VIRGINIA BEACH--Disgraced Tour de France champion Lance Armstrong's recent confession that he used performance- enhancing drugs has renewed attention to the banned substances, including steroids, in professional sports.
Now comes news they’re not just being used by athletes who want to bulk. A study from the University of Minnesota shows some teen girls are using steroids to emulate the personalities created by Madison Avenue and Rodeo Drive.
Jim White, a personal trainer and dietitian in Va. Beach, says there is a narrowing gap between the number of boys and the number of girls using steroids.
"Six to eight percent of high school males are using steroids, and four to five percent of high school females are using steroids," says White.
Testosterone, nandrolone, stanozolol, methandienone and boldenone are among the drugs that are tracked from the Drug Enforcement Administration. Many of those substances, which are easy to find on the internet are cleverly packaged in creams, patches, liquid drops and tablets.

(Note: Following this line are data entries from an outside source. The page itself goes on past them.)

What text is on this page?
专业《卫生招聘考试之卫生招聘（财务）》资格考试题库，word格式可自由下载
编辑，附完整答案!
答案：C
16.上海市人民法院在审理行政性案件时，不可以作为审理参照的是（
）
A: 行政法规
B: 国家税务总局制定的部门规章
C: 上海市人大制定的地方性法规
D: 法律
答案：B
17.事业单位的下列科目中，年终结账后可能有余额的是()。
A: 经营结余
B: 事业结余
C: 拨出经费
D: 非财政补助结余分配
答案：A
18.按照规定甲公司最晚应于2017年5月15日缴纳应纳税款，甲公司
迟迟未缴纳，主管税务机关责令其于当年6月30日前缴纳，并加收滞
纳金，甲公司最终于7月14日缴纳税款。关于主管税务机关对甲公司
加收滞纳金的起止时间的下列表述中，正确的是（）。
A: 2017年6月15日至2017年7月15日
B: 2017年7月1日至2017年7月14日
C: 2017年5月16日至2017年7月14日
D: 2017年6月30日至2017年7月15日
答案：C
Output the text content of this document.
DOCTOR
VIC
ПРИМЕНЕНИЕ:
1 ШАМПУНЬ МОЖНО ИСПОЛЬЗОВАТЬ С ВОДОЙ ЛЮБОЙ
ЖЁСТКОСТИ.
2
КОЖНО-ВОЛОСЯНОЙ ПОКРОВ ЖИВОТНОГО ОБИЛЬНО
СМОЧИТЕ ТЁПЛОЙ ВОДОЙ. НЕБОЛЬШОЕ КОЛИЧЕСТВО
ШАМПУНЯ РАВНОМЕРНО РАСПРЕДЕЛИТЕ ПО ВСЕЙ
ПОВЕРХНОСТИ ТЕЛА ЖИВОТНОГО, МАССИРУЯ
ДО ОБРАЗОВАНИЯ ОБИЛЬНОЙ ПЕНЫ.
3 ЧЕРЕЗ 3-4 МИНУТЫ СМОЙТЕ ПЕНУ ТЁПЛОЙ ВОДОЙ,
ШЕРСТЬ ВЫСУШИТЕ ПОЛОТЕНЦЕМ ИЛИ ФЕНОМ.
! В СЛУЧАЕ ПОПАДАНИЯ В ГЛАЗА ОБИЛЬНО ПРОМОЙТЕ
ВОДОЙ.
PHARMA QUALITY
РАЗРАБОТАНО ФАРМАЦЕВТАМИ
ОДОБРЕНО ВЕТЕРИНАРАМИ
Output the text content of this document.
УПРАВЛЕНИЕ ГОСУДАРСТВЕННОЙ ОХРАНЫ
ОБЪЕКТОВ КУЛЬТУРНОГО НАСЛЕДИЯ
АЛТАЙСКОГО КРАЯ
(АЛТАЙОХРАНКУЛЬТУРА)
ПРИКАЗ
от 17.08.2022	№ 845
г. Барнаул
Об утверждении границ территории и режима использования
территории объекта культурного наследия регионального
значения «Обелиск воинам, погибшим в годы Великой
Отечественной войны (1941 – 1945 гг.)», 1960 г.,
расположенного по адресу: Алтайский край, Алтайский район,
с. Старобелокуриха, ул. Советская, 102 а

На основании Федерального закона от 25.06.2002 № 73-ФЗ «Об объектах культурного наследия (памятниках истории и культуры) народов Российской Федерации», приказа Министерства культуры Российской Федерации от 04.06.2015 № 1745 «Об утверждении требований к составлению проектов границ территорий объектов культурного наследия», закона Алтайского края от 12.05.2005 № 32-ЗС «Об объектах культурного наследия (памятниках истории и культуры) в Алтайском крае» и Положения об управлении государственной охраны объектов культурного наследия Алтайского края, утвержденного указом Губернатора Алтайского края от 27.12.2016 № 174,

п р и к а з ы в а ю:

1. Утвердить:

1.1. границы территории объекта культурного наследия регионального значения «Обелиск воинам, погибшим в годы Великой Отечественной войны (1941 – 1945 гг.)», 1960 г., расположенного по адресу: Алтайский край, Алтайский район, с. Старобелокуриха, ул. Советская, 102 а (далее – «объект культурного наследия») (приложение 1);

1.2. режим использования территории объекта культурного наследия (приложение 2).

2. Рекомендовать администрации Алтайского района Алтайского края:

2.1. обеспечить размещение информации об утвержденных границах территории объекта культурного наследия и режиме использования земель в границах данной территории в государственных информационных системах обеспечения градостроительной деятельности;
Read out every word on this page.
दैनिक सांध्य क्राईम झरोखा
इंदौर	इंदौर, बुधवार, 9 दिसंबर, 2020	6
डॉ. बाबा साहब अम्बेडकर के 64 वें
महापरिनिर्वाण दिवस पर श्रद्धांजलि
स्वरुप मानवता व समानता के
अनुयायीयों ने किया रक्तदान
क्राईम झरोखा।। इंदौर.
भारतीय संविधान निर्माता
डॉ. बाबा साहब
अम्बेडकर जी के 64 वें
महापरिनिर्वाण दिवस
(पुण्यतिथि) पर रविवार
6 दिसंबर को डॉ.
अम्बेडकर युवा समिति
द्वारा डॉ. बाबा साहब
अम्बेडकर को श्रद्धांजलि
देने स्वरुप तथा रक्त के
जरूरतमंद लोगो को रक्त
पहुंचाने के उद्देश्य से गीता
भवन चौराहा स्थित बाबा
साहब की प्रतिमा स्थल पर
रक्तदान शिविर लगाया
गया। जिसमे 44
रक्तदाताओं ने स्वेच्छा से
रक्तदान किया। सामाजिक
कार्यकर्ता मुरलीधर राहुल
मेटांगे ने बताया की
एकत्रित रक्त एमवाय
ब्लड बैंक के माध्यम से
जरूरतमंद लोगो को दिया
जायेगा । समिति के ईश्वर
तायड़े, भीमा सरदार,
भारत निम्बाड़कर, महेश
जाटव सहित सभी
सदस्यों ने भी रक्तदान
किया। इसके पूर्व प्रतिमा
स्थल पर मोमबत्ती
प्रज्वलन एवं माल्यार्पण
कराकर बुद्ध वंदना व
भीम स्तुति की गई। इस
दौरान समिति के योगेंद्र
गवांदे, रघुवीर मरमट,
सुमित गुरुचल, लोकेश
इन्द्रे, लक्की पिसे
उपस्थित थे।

One website even shows what appears to be a positive review from a customer in Norfolk. The January 3 post stated, "Thanks, good deal."
According to the Association Against Steroids Abuse, the drugs can lead to long-term health problem including damage to the male reproductive system, weak tendons, heart disease, liver disease and so-called "roid rage" with displays of aggression or irritability. White says girls on steroids also have intense mood swings that can include bouts of depression.
"The negatives outweigh the positives," explains White.
White has a number of teens and young adult clients at his gym in Virginia Beach and says he is on the lookout for signs of steroid use.
"A deepened voice in women, hair on the face. With men, a lot of acne, and [premature] male baldness," White says.
According to the Association Against Steroid Abuse, the Drug Enforcement Administration classifies steroids as a schedule III drug, the same classification given to LSD.
The illegal possession of these substances can be prosecuted in federal court or state court. According to AASA, minors convicted of possession could end up in juvenile prison and their drivers license can be suspended.